The translation may require an additional delay, which may be concurrent with the delay associated with retrieving correct instructions following a discontinuity. Thus, the translation delay may be hidden under the minimal delay associated with fetching the correct instructions.
If an instruction flow discontinuity occurs, the ARN-to-PRN mapping needs to be restored (step 408). The information from the PRN-indexed table is then translated back into the ARN-indexed table (step 410). Steps 402-410 may overlap, such that other instructions may be evaluated while operands are read from and written to the appropriate table.
If an instruction flow discontinuity occurs, a “flush” of the instruction stream may follow and the ARN-to-PRN mapping may no longer be valid. To restore the ARN-to-PRN mapping, a number of PRNs may be selected each cycle and be indexed into the PRN-indexed table. The Source Ready information may then be obtained from the PRN-indexed table to restore the ARN-to-PRN mapping.
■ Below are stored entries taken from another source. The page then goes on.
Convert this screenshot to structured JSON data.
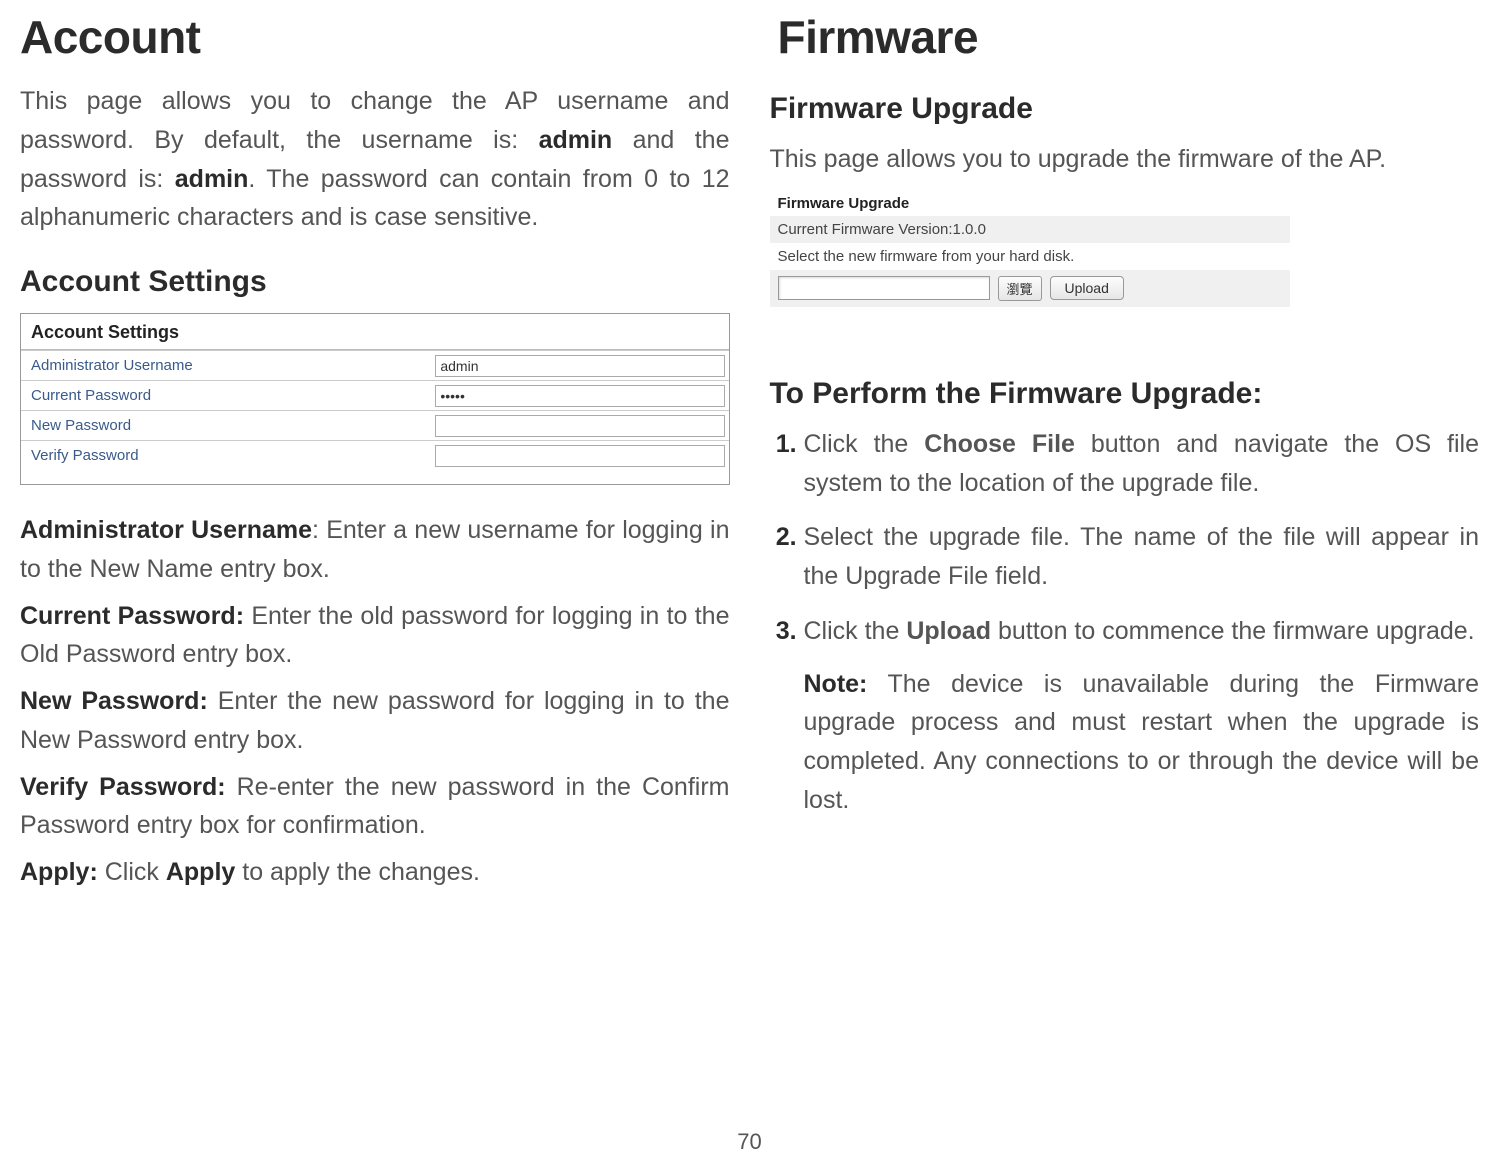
{
  "left": {
    "title": "Account",
    "intro_parts": {
      "p1": "This page allows you to change the AP username and password. By default, the username is: ",
      "b1": "admin",
      "p2": " and the password is: ",
      "b2": "admin",
      "p3": ". The password can contain from 0 to 12 alphanumeric characters and is case sensitive."
    },
    "settings_heading": "Account Settings",
    "table": {
      "header": "Account Settings",
      "rows": [
        {
          "label": "Administrator Username",
          "value": "admin",
          "type": "input"
        },
        {
          "label": "Current Password",
          "value": "•••••",
          "type": "password"
        },
        {
          "label": "New Password",
          "value": "",
          "type": "input"
        },
        {
          "label": "Verify Password",
          "value": "",
          "type": "input"
        }
      ]
    },
    "desc": {
      "admin_user_b": "Administrator Username",
      "admin_user_t": ": Enter a new username for logging in to the New Name entry box.",
      "cur_pw_b": "Current Password:",
      "cur_pw_t": " Enter the old password for logging in to the Old Password entry box.",
      "new_pw_b": "New Password:",
      "new_pw_t": " Enter the new password for logging in to the New Password entry box.",
      "ver_pw_b": "Verify Password:",
      "ver_pw_t": " Re-enter the new password in the Confirm Password entry box for confirmation.",
      "apply_b": "Apply:",
      "apply_t1": " Click ",
      "apply_b2": "Apply",
      "apply_t2": " to apply the changes."
    }
  },
  "right": {
    "title": "Firmware",
    "upgrade_heading": "Firmware Upgrade",
    "intro": "This page allows you to upgrade the firmware of the AP.",
    "screenshot": {
      "header": "Firmware Upgrade",
      "row1": "Current Firmware Version:1.0.0",
      "row2": "Select the new firmware from your hard disk.",
      "browse": "瀏覽",
      "upload": "Upload"
    },
    "perform_heading": "To Perform the Firmware Upgrade:",
    "steps": {
      "s1a": "Click the ",
      "s1b": "Choose File",
      "s1c": " button and navigate the OS file system to the location of the upgrade file.",
      "s2": "Select the upgrade file. The name of the file will appear in the Upgrade File field.",
      "s3a": "Click the ",
      "s3b": "Upload",
      "s3c": " button to commence the firmware upgrade.",
      "note_b": "Note:",
      "note_t": " The device is unavailable during the Firmware upgrade process and must restart when the upgrade is completed. Any connections to or through the device will be lost."
    }
  },
  "page_number": "70"
}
To obtain the Source Ready information from the PRN-indexed table 510 that is used to update the ARN-indexed table 502, the predetermined portion of the PRNs 5160-516n may be selected by the first plurality of MUXes 5040-504n. For example, if 32 PRNs are contained in the translation table, eight MUXes (4:1) may be used. The values obtained from the first plurality of MUXes 5040-504n are decoded by the plurality of decoders 5060-506n. For example, eight decoders (7:128) may be used. The resulting values are used as read addresses for the PRN-indexed table 510. These values obtained from the plurality of decoders 5060-506n are used by the second plurality of MUXes 5080-508n. For example, eight MUXes (128:1) may be used. The resulting values obtained from the second plurality of MUXes 5080-508n are the Source Ready bits required to update the Ready bits 5140-514n of the ARN-indexed table. Thus, the appropriate Ready bits 5140-514n associated with particular ARNs 5120-512n are then updated in the ARN-indexed table 502.
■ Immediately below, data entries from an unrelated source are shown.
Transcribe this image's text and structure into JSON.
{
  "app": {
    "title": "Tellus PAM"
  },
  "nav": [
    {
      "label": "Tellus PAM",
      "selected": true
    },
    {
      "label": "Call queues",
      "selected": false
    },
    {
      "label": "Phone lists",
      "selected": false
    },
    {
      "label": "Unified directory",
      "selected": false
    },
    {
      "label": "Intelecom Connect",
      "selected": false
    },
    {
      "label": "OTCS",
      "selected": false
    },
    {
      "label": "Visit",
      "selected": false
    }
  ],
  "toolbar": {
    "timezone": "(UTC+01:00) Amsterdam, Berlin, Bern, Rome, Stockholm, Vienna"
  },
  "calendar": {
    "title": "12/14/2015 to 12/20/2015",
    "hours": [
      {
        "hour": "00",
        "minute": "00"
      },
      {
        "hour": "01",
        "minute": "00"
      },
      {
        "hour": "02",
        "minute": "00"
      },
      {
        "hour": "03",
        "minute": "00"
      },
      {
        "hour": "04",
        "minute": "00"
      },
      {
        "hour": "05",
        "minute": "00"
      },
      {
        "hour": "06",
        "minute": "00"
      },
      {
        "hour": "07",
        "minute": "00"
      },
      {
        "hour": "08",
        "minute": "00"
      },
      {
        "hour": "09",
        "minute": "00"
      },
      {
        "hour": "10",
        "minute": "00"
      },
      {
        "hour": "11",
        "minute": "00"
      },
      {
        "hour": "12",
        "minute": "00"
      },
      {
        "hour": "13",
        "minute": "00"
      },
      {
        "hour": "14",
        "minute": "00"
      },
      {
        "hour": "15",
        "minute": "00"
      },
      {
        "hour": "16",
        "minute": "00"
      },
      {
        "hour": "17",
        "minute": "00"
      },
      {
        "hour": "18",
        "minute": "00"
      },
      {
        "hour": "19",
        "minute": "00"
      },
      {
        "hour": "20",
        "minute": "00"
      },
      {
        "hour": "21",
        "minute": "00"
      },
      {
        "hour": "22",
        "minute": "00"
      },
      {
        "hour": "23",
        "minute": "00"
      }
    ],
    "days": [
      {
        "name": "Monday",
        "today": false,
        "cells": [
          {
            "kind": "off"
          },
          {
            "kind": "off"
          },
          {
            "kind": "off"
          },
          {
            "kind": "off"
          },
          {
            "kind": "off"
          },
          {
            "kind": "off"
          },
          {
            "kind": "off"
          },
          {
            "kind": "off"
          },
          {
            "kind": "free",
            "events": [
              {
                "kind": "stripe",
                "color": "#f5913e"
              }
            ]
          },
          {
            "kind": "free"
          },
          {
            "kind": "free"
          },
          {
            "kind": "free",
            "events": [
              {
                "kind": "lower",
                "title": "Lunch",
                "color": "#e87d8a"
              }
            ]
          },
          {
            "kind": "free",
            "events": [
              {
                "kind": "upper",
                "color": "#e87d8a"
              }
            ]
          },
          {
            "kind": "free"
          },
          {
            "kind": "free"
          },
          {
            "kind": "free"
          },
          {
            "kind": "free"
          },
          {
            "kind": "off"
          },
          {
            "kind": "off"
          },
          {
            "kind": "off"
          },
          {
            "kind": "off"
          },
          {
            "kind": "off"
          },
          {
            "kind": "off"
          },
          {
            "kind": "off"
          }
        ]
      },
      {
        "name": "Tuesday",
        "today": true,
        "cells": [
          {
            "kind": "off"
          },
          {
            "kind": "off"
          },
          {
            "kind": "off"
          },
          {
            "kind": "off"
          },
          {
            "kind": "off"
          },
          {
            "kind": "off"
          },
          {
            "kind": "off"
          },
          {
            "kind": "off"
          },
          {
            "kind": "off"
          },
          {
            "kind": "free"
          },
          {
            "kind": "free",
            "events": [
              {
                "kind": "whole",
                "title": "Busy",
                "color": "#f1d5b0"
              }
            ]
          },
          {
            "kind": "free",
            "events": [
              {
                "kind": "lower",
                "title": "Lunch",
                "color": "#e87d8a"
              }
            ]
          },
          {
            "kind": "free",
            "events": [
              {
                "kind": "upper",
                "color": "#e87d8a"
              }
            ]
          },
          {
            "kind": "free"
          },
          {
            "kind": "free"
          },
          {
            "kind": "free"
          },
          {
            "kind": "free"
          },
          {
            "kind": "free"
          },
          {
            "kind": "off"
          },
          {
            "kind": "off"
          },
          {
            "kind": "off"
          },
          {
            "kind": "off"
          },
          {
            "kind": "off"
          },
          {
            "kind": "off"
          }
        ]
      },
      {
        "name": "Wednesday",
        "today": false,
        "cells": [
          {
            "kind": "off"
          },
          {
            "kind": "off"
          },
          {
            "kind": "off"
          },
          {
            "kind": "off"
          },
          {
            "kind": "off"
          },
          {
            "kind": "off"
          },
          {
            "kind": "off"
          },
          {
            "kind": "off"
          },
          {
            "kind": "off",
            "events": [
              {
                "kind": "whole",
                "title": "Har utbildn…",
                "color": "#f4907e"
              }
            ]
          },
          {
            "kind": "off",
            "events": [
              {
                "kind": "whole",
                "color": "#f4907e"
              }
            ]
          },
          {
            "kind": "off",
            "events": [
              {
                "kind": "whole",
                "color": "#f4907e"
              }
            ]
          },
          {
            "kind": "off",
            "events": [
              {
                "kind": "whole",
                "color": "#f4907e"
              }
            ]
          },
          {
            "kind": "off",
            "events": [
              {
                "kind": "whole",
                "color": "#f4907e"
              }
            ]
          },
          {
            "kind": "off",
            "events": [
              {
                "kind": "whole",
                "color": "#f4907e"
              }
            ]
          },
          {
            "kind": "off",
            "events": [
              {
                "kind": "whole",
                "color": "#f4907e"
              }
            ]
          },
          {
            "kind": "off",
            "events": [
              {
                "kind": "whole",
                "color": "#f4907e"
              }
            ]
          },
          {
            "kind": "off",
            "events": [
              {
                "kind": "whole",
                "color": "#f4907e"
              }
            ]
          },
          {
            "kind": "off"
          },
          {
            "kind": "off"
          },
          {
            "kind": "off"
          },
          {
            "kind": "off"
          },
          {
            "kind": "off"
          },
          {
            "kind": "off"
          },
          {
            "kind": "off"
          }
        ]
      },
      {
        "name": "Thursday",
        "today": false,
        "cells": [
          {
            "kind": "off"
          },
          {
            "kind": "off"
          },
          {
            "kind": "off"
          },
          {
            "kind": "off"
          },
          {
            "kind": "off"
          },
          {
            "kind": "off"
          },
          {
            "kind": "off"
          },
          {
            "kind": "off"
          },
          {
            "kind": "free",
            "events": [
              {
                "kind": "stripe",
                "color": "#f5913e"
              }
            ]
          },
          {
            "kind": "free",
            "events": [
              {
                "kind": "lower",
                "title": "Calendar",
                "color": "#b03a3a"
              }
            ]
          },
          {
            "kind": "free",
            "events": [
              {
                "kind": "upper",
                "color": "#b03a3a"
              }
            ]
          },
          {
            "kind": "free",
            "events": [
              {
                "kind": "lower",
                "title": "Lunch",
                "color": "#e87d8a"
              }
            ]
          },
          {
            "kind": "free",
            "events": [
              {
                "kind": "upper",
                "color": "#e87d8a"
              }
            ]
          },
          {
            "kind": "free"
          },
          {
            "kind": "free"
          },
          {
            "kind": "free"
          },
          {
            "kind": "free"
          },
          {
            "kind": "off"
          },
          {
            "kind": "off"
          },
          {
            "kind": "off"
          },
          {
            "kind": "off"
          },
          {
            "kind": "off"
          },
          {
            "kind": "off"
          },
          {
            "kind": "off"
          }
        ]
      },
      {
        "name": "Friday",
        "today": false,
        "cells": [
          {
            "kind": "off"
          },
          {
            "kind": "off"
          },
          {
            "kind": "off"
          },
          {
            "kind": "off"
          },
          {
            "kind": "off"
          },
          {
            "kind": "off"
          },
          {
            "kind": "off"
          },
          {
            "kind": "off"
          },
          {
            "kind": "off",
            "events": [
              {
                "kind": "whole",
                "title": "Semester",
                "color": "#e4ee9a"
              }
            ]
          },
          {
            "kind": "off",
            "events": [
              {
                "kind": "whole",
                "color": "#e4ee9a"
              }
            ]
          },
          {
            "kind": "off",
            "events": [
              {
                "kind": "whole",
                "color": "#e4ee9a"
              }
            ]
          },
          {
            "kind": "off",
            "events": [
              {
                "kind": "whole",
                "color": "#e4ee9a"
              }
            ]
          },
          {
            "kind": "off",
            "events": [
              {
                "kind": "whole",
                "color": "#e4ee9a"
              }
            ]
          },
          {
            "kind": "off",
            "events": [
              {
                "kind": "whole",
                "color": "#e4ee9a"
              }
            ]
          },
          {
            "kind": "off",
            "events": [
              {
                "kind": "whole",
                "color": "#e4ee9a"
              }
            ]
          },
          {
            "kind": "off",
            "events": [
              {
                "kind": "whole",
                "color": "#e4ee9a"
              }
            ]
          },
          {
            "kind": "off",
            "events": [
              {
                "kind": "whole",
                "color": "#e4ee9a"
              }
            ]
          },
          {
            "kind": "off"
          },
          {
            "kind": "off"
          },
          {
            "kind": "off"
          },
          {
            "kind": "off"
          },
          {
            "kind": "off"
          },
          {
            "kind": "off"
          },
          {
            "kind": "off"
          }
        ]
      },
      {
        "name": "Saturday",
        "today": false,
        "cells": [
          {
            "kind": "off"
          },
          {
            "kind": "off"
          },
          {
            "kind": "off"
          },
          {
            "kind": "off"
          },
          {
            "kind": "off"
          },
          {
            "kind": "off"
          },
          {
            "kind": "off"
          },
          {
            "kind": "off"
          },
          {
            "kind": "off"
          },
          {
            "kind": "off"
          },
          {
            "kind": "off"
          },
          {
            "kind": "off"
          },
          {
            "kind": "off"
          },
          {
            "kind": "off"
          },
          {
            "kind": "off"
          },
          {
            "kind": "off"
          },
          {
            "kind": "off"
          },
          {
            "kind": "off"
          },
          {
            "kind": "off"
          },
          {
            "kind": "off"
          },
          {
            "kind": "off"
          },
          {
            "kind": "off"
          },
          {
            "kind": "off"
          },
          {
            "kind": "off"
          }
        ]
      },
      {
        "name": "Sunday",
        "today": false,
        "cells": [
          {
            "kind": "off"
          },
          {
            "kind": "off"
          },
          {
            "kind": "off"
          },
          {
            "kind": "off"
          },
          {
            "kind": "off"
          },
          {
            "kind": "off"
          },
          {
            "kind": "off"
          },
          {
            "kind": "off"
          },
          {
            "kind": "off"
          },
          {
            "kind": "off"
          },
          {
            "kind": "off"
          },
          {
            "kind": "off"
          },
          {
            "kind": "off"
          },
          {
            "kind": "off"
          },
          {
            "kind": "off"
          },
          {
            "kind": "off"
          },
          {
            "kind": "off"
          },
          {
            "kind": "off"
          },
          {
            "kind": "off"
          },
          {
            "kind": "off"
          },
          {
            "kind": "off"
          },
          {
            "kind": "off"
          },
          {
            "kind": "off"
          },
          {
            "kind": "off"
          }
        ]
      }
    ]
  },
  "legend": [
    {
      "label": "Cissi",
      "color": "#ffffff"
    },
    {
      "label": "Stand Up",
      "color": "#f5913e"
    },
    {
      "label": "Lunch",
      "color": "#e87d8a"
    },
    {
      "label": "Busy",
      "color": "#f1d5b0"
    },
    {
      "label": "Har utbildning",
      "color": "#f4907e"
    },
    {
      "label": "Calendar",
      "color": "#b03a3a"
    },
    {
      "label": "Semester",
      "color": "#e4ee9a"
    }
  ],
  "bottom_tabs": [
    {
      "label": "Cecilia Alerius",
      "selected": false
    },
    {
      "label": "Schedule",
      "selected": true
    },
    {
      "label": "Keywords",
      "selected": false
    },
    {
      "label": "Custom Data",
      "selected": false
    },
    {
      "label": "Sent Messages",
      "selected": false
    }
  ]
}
Although features and elements are described above in particular combinations, each feature or element may be used alone without the other features and elements or in various combinations with or without other features and elements. The methods or flow charts provided herein may be implemented in a computer program, software, or firmware incorporated in a computer-readable storage medium for execution by a general purpose computer or a processor. Examples of computer-readable storage mediums include a read only memory (ROM), a random access memory (RAM), a register, cache memory, semiconductor memory devices, magnetic media such as internal hard disks and removable disks, magneto-optical media, and optical media such as CD-ROM disks, and digital versatile disks (DVDs).
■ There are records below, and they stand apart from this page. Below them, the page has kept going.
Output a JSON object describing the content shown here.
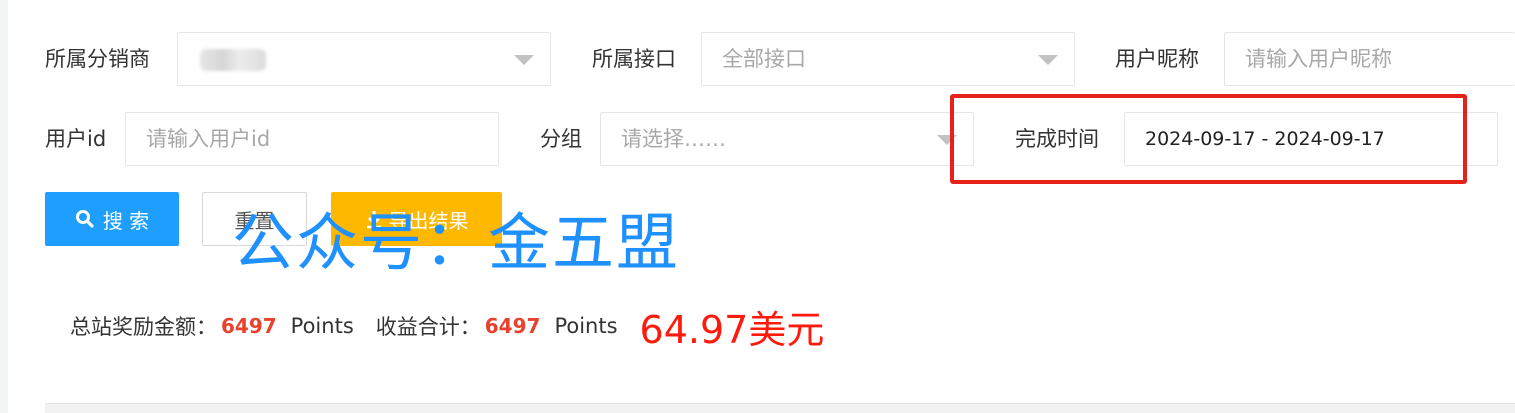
{
  "filters": {
    "distributor": {
      "label": "所属分销商"
    },
    "interface": {
      "label": "所属接口",
      "value": "全部接口"
    },
    "nickname": {
      "label": "用户昵称",
      "placeholder": "请输入用户昵称"
    },
    "user_id": {
      "label": "用户id",
      "placeholder": "请输入用户id"
    },
    "group": {
      "label": "分组",
      "placeholder": "请选择……"
    },
    "finish_time": {
      "label": "完成时间",
      "value": "2024-09-17 - 2024-09-17"
    }
  },
  "buttons": {
    "search": "搜 索",
    "reset": "重置",
    "export": "导出结果"
  },
  "watermark": "公众号：金五盟",
  "summary": {
    "total_reward_label": "总站奖励金额：",
    "total_reward_value": "6497",
    "total_reward_unit": "Points",
    "income_label": "收益合计：",
    "income_value": "6497",
    "income_unit": "Points",
    "usd_amount": "64.97美元"
  },
  "colors": {
    "primary": "#1e9fff",
    "warning": "#ffb800",
    "highlight": "#e8211b",
    "amount": "#e8412f"
  }
}
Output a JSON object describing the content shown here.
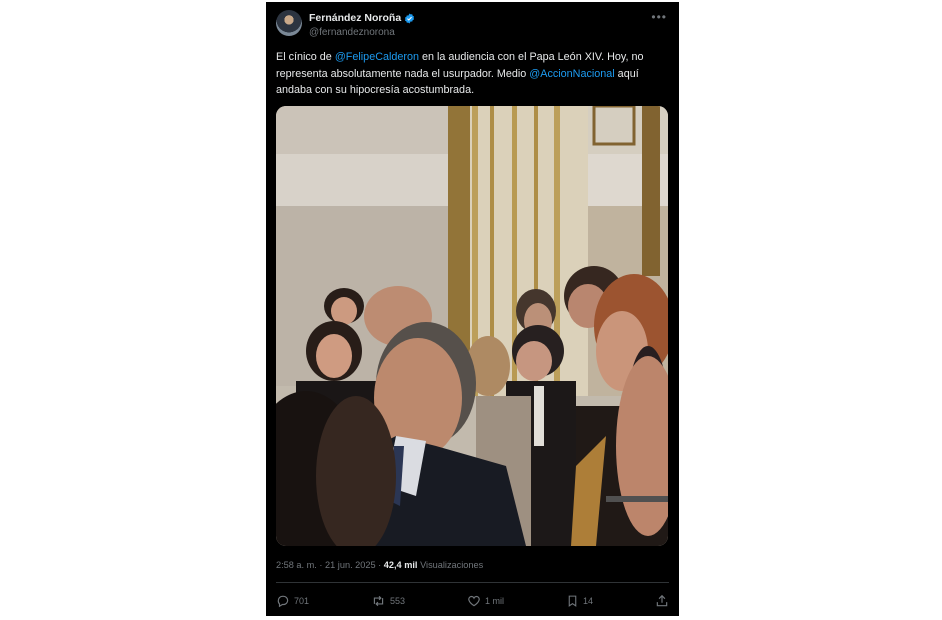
{
  "author": {
    "name": "Fernández Noroña",
    "handle": "@fernandeznorona"
  },
  "tweet": {
    "text_1": "El cínico de ",
    "mention_1": "@FelipeCalderon",
    "text_2": " en la audiencia con el Papa León XIV. Hoy, no representa absolutamente nada el usurpador. Medio ",
    "mention_2": "@AccionNacional",
    "text_3": " aquí andaba con su hipocresía acostumbrada."
  },
  "meta": {
    "time": "2:58 a. m.",
    "separator": " · ",
    "date": "21 jun. 2025",
    "views_count": "42,4 mil",
    "views_label": "Visualizaciones"
  },
  "actions": {
    "replies": "701",
    "reposts": "553",
    "likes": "1 mil",
    "bookmarks": "14"
  },
  "colors": {
    "background": "#000000",
    "text": "#e7e9ea",
    "secondary": "#71767b",
    "link": "#1d9bf0",
    "verified": "#1d9bf0"
  },
  "icons": [
    "verified-badge-icon",
    "more-options-icon",
    "reply-icon",
    "repost-icon",
    "like-icon",
    "bookmark-icon",
    "share-icon"
  ]
}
Suitable processors include, by way of example, a general purpose processor, a special purpose processor, a conventional processor, a digital signal processor (DSP), a plurality of processors, one or more processors in association with a DSP core, a controller, a microcontroller, Application Specific Integrated Circuits (ASICs), Field Programmable Gate Arrays (FPGAs) circuits, any other type of integrated circuit (IC), and/or a state machine. Such processors may be manufactured by configuring a manufacturing process using the results of processed hardware description language (HDL) instructions (such instructions capable of being stored on a computer readable media). The results of such processing may be maskworks that are then used in a semiconductor manufacturing process to manufacture a processor which implements aspects of the present invention.